CIPHRA SOFTWARE is operated from Vancouver, Canada. Where EU GDPR Article 27 or UK GDPR Article 27 applies because we offer services to individuals in the EEA or the United Kingdom, we will maintain an EU and/or UK representative as required.

Requests or notices intended for our Article 27 representative may be sent to [email protected]. We will route them to the appropriate appointed representative where required and will publish representative name and address here when the appointment applies to your jurisdiction.

Encryption

At Ciphra VPN, we use industry-leading encryption standards to protect your data at every stage. Data is encrypted both in transit and at rest using strong cryptographic protocols.

Encryption in Transit

Communications between the app and our servers are protected using TLS 1.3, ensuring that your data cannot be intercepted or tampered with during transmission.
VPN traffic is secured using strong, industry-standard encryption.

Encryption at Rest

Data stored on our servers is encrypted using strong, industry-standard encryption, making it inaccessible to unauthorized parties.
Access to stored data is strictly limited to authorized administrators and is monitored through audit logs.

Children

The app is not directed to children under 13, and we do not knowingly collect data from them. If you believe a child has provided us with data, contact [email protected] and we will delete it.

Changes to This Policy

We may update this Privacy Policy from time to time to reflect changes in our practices, technology, legal requirements, or other factors.

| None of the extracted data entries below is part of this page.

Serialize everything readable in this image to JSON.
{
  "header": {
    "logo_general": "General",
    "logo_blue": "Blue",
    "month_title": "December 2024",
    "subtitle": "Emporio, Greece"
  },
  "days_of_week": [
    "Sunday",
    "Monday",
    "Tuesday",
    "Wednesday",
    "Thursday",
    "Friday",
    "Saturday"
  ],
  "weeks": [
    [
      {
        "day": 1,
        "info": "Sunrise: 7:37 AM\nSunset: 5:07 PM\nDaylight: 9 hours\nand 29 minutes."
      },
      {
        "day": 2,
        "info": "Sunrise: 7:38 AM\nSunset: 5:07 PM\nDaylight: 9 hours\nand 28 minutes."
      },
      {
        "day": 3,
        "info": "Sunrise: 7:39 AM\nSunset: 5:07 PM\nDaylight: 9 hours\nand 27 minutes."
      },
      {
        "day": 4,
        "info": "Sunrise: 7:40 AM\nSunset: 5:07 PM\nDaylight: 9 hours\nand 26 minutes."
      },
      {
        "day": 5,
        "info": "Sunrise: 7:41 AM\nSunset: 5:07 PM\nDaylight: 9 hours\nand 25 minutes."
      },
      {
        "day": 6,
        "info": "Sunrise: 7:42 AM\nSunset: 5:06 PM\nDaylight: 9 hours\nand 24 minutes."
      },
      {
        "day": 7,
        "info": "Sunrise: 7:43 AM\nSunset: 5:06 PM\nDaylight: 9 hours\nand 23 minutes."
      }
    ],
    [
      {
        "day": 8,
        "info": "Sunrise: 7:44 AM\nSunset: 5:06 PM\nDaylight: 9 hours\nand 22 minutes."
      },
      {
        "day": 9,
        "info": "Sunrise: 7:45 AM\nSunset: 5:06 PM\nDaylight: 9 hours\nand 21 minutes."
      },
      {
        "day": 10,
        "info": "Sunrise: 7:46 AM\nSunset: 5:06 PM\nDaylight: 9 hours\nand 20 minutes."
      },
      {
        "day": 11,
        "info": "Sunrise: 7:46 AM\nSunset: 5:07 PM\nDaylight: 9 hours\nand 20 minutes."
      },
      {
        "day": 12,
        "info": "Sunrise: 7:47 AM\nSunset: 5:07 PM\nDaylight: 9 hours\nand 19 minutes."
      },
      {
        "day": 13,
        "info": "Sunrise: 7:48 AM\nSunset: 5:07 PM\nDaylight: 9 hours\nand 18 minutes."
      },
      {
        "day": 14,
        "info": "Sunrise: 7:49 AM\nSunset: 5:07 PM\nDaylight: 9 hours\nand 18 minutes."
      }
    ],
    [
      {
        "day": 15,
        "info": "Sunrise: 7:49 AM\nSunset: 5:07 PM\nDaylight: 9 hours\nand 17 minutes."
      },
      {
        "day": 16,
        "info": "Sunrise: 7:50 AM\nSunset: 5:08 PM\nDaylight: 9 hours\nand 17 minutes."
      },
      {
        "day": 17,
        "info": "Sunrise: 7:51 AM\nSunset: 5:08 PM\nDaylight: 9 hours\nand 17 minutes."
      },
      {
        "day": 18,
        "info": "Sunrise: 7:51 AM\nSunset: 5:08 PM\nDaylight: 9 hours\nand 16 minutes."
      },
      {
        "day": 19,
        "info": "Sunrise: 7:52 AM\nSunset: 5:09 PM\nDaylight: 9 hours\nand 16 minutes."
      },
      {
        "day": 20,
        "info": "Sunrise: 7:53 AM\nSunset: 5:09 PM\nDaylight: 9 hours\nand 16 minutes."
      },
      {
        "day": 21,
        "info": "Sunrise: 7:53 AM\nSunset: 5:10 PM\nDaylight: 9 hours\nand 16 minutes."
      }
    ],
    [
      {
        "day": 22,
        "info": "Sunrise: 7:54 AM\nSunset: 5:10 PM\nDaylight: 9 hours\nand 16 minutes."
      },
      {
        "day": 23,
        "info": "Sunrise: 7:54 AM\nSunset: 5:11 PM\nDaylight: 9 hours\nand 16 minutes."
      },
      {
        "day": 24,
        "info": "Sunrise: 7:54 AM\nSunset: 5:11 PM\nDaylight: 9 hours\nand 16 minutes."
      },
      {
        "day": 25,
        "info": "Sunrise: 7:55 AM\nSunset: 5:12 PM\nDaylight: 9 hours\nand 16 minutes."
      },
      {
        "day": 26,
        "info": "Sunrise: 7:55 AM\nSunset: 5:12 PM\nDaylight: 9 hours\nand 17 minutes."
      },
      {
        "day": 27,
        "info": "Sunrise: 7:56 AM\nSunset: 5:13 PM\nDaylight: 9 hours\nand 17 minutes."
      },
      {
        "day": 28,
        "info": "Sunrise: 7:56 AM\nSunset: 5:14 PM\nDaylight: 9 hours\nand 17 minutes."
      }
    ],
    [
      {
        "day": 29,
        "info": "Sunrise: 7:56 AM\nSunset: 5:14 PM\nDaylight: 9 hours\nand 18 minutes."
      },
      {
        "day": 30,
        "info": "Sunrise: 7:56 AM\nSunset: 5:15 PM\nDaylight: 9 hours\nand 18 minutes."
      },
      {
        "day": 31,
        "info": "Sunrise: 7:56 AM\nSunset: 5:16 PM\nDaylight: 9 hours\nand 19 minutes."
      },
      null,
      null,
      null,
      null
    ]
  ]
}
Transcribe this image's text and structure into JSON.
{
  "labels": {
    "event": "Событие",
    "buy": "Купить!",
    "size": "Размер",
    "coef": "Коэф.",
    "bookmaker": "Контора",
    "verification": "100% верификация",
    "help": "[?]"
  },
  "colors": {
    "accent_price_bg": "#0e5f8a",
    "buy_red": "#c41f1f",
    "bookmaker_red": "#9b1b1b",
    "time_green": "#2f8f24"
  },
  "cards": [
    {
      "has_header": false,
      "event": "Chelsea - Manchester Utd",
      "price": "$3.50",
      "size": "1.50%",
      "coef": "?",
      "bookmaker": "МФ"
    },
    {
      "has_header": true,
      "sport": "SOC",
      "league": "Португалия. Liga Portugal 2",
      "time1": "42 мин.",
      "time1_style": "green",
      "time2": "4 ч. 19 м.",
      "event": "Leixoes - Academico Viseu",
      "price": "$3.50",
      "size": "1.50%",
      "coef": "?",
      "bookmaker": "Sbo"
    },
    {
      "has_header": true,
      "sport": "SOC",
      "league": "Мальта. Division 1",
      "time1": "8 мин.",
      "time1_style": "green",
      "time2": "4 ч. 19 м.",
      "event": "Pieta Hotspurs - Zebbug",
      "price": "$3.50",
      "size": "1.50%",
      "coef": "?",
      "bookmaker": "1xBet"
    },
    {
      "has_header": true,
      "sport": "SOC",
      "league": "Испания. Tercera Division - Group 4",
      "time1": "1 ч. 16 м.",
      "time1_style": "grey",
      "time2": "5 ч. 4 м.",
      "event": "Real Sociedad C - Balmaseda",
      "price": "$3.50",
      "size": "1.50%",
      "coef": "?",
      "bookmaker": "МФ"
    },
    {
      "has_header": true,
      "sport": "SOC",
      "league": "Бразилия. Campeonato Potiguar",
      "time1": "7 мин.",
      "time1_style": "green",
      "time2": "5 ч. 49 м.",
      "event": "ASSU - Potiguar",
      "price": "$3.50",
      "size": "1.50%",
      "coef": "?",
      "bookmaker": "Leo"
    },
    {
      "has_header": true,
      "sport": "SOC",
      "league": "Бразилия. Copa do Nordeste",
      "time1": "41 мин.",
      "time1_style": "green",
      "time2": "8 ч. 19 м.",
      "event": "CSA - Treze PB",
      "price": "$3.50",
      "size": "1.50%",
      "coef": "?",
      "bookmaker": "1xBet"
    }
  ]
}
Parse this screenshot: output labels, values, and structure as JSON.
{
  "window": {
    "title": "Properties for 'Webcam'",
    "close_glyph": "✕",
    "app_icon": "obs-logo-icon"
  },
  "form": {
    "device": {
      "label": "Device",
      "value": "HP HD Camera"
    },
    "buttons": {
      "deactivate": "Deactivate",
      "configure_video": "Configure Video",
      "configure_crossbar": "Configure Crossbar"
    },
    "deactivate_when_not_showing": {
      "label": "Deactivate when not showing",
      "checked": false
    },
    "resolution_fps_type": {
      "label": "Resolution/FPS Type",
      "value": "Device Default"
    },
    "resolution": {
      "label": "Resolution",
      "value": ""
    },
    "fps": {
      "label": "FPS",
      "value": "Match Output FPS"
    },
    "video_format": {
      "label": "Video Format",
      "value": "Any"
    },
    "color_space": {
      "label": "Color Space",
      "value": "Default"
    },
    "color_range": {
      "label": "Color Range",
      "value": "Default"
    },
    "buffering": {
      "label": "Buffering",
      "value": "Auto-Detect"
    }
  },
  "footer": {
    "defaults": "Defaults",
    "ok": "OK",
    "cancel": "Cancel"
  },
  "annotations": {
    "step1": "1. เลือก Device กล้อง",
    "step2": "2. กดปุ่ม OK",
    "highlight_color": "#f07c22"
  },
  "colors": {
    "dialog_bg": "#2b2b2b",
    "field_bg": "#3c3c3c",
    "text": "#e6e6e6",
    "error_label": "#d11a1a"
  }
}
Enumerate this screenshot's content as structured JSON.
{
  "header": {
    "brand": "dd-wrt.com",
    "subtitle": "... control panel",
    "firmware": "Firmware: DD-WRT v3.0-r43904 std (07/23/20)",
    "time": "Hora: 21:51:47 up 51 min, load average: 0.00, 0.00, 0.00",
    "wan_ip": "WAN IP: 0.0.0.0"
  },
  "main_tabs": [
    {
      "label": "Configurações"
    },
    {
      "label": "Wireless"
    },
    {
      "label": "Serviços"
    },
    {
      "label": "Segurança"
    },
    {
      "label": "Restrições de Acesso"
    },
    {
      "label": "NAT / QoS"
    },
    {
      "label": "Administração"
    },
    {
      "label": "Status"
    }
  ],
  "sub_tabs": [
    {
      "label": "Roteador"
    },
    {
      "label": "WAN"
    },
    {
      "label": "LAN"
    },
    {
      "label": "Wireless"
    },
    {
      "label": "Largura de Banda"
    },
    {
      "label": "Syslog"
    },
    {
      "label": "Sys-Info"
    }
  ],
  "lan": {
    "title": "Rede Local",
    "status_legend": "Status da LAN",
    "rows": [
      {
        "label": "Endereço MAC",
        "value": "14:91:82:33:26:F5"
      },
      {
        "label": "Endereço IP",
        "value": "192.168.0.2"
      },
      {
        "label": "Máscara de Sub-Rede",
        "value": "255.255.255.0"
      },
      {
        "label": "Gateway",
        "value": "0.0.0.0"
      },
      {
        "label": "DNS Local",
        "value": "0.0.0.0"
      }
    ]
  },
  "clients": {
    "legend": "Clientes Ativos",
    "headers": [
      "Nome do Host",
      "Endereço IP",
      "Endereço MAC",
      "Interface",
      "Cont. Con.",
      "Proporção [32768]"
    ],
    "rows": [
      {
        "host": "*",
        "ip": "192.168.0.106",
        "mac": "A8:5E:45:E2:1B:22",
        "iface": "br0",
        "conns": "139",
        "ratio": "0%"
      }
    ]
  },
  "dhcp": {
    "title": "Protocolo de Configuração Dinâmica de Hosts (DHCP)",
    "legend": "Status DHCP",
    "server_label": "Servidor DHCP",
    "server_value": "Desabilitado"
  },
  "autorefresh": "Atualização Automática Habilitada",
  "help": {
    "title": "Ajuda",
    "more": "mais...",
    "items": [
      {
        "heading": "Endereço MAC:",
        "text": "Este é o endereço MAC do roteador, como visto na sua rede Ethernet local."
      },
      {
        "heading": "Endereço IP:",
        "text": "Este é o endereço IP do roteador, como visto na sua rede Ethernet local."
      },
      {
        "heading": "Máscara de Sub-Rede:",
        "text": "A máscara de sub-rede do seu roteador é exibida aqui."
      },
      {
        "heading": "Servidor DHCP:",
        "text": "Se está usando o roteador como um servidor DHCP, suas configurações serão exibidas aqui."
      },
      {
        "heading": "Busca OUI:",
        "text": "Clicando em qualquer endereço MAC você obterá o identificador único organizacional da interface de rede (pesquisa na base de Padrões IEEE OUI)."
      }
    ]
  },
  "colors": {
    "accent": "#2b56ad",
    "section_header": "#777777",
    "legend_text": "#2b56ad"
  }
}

In-App Notification: important changes will be highlighted in the application.
Website Notice: updates will be posted on this page.
We'll provide at least 30 days' notice for material changes.

Contact Us

If you have any questions, concerns, or requests regarding this Privacy Policy or our privacy practices, we're here to help.

CIPHRA SOFTWARE

Business Location: Vancouver, Canada

Email: [email protected]

Response Time: We aim to respond within 24 hours.